UDATASMITH files are organized in a hierarchical structure:

Term

FME Representation

Description

Scene

Writer Dataset

A file that contains a group of Assets and Actors.

Layer

Feature Type

A group of related Actors in a Scene.

Actor

Geometry Instance

An instance of a game object, which may contain other Actors. An Actor usually references one or more Assets.

Asset

Appearance, Texture, Raster, or Geometry Definition

A file that contains data used to render once ore more Actors in a Scene.

Property

Attribute or Trait

A key and value in an Actor's metadata dictionary.

The UDATASMITH writer dataset is a folder where FME will write asset files and a scene file. Each FME Feature Type will be represented as a Layer in the scene. For each geometry on an FME feature, the writer will create an Actor in the scene. If the geometry can be represented as a surface, then the writer will create an associated mesh asset. If the geometry has one or more appearances, then the writer will create associated material and texture assets. Feature attributes and geometry traits are written as a metadata dictionary attached to each Actor.

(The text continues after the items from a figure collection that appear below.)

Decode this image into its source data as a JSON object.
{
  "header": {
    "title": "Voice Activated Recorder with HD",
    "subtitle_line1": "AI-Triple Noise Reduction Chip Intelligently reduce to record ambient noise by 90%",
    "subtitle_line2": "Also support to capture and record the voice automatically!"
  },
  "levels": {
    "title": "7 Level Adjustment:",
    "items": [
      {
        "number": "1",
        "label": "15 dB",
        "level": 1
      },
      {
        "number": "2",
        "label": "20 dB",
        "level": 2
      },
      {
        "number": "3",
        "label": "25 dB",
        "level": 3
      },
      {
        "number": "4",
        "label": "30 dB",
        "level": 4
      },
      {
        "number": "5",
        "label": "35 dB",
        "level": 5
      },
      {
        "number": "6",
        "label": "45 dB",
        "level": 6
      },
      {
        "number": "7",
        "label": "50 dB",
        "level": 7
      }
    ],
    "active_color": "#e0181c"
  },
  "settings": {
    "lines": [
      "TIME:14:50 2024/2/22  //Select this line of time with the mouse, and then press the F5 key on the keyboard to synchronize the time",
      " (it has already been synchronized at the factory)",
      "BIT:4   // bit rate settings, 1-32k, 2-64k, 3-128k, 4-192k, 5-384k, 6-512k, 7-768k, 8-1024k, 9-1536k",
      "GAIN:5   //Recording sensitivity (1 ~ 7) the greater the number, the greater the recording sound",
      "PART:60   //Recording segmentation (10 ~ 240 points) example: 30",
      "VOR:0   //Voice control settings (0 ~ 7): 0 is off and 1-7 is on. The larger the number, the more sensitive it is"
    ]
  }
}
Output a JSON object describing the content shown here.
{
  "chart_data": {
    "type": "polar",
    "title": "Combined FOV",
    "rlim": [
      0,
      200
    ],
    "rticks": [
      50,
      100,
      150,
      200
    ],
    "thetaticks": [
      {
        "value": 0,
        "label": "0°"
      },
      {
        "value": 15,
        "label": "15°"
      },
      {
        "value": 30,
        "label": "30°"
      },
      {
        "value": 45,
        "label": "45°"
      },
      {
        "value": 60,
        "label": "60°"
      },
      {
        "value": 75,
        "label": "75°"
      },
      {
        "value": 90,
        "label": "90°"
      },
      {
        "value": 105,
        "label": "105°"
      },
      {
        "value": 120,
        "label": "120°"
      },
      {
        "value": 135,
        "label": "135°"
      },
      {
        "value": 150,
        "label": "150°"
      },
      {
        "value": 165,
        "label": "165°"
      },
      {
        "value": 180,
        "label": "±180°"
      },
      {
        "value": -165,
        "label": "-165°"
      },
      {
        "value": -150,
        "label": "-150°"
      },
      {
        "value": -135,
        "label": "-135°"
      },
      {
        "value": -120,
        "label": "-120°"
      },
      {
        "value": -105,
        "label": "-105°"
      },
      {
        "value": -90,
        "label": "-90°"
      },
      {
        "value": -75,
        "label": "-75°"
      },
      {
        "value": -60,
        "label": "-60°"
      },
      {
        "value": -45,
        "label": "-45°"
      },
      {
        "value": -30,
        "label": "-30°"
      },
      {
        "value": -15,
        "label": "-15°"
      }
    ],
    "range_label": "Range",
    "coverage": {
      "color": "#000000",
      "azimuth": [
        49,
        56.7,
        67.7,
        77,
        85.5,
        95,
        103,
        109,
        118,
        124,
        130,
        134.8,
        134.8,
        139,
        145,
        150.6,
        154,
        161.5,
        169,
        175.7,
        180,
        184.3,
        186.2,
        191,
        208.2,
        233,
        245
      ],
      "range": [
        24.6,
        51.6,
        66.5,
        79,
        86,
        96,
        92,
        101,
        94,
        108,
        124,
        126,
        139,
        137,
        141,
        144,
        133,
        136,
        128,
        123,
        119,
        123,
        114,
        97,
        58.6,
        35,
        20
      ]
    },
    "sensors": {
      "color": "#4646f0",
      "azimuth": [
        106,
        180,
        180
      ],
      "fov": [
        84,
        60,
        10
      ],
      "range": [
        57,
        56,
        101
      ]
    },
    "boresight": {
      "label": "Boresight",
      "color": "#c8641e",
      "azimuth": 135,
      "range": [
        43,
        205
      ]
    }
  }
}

Note: The UDATASMITH format is limited to 32-bit precision for its coordinates and, as a result, translations involving a greater level of precision (that is, using world coordinates instead of local coordinates) may produce UDATASMITH data where different coordinates are collapsed into a single coordinate. You can resolve this issue by offsetting the x,y,z coordinates such that the model's origin is moved to (0,0,0) or another point close to this, which has the effect of moving the model into a local coordinate system.